Certamente gli USA possono cercare di alterarlo. Possono inviare personaggi come Nancy Pelosi a fare provocazioni e pressioni. Ma ricordo che appena se ne andò via, la presidente Tsai Ing-wen si precipitò a dire che una confronto armato con Pechino era fuori discussione.
L'Occidente vive in un universo alternativo in cui tutta la Via Lattea usa i suoi stessi ragionamenti, ha le sue stesse preoccupazioni e gli stessi metri di giudizio. Ma nel mondo reale non funziona così.
E noi siamo addirittura ridicoli. Alcuni anni fa ero fermo su una trafficatissima autostrada indiana percorsa da camion giganteschi e inquietanti che trasportavano enormi quantità di merci, spesso con su scritto "India Is Great". Avevo con me due quotidiani indiani in lingua inglese e cercavo notizie dall'Italia.
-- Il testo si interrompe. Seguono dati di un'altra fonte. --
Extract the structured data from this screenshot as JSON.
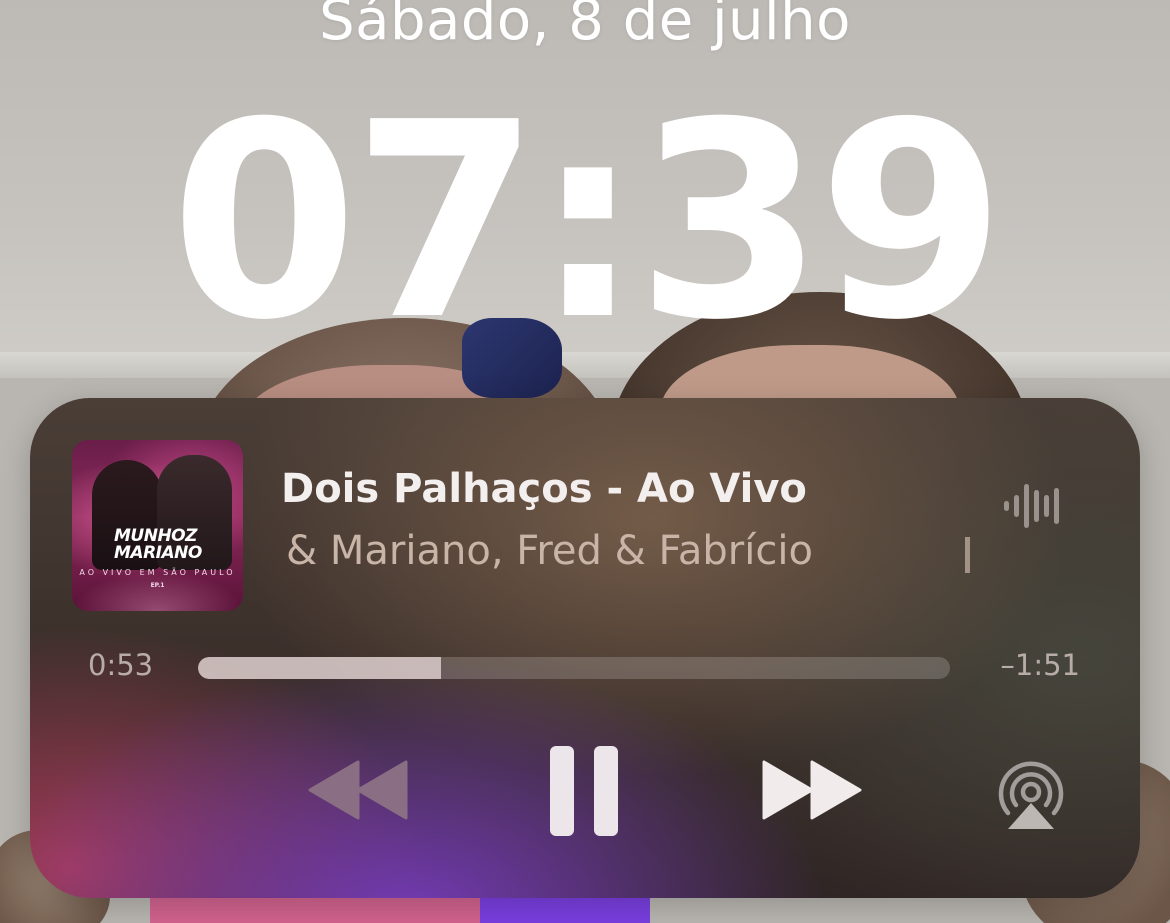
{
  "lockscreen": {
    "date": "Sábado, 8 de julho",
    "time": "07:39"
  },
  "now_playing": {
    "track_title": "Dois Palhaços - Ao Vivo",
    "artist": "& Mariano, Fred & Fabrício",
    "album_art": {
      "logo_line1": "MUNHOZ",
      "logo_line2": "MARIANO",
      "subtitle": "AO VIVO EM SÃO PAULO",
      "edition": "EP.1"
    },
    "elapsed": "0:53",
    "remaining": "–1:51",
    "progress_fraction": 0.323,
    "controls": {
      "rewind_icon": "backward-icon",
      "pause_icon": "pause-icon",
      "forward_icon": "forward-icon",
      "airplay_icon": "airplay-icon",
      "waveform_icon": "waveform-icon"
    }
  },
  "colors": {
    "text_primary": "#f3efee",
    "text_secondary": "#c9b4a8",
    "progress_fill": "#e8dad8"
  }
}
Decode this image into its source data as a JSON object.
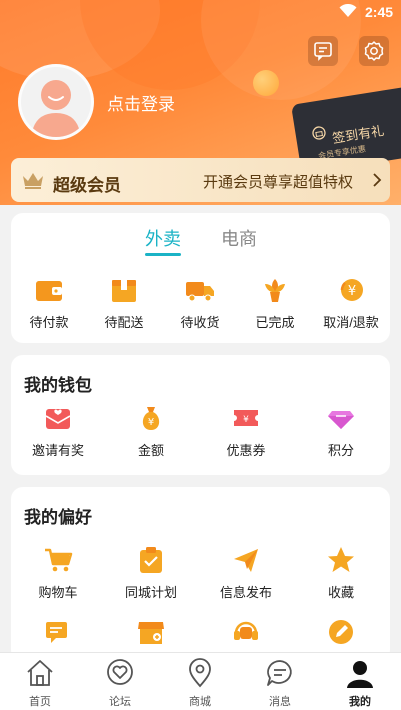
{
  "status_bar": {
    "time": "2:45"
  },
  "header": {
    "login_text": "点击登录",
    "signin": {
      "title": "签到有礼",
      "subtitle": "会员专享优惠"
    }
  },
  "vip": {
    "title": "超级会员",
    "promo": "开通会员尊享超值特权"
  },
  "orders": {
    "tabs": [
      {
        "label": "外卖",
        "active": true
      },
      {
        "label": "电商",
        "active": false
      }
    ],
    "items": [
      {
        "label": "待付款",
        "icon": "wallet-icon"
      },
      {
        "label": "待配送",
        "icon": "package-icon"
      },
      {
        "label": "待收货",
        "icon": "truck-icon"
      },
      {
        "label": "已完成",
        "icon": "flower-icon"
      },
      {
        "label": "取消/退款",
        "icon": "refund-icon"
      }
    ]
  },
  "wallet": {
    "title": "我的钱包",
    "items": [
      {
        "label": "邀请有奖",
        "icon": "gift-mail-icon"
      },
      {
        "label": "金额",
        "icon": "money-bag-icon"
      },
      {
        "label": "优惠券",
        "icon": "coupon-icon"
      },
      {
        "label": "积分",
        "icon": "diamond-icon"
      }
    ]
  },
  "preferences": {
    "title": "我的偏好",
    "items": [
      {
        "label": "购物车",
        "icon": "cart-icon"
      },
      {
        "label": "同城计划",
        "icon": "clipboard-icon"
      },
      {
        "label": "信息发布",
        "icon": "paper-plane-icon"
      },
      {
        "label": "收藏",
        "icon": "star-icon"
      },
      {
        "label": "",
        "icon": "chat-icon"
      },
      {
        "label": "",
        "icon": "store-icon"
      },
      {
        "label": "",
        "icon": "headset-icon"
      },
      {
        "label": "",
        "icon": "pencil-icon"
      }
    ]
  },
  "bottom_nav": [
    {
      "label": "首页",
      "icon": "home-icon",
      "active": false
    },
    {
      "label": "论坛",
      "icon": "heart-bubble-icon",
      "active": false
    },
    {
      "label": "商城",
      "icon": "map-pin-icon",
      "active": false
    },
    {
      "label": "消息",
      "icon": "message-icon",
      "active": false
    },
    {
      "label": "我的",
      "icon": "user-icon",
      "active": true
    }
  ],
  "colors": {
    "accent": "#ff7a2a",
    "tab_active": "#1bb3c6",
    "icon_orange": "#f5a623"
  }
}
Finalmente ne trovai una, l'unica!, un minuscolo trafiletto nascosto in una pagina secondaria: «Il cane di Berlusconi è depresso». Giuro, non era un giornale satirico, ma molto serio.
India is great vs il cane di Berlusconi è depresso.
Cerchiamo di avere il senso della misura e capire che non siamo più i primi della classe e non torneremo a esserlo per quante guerre noi si possa provocare (anzi).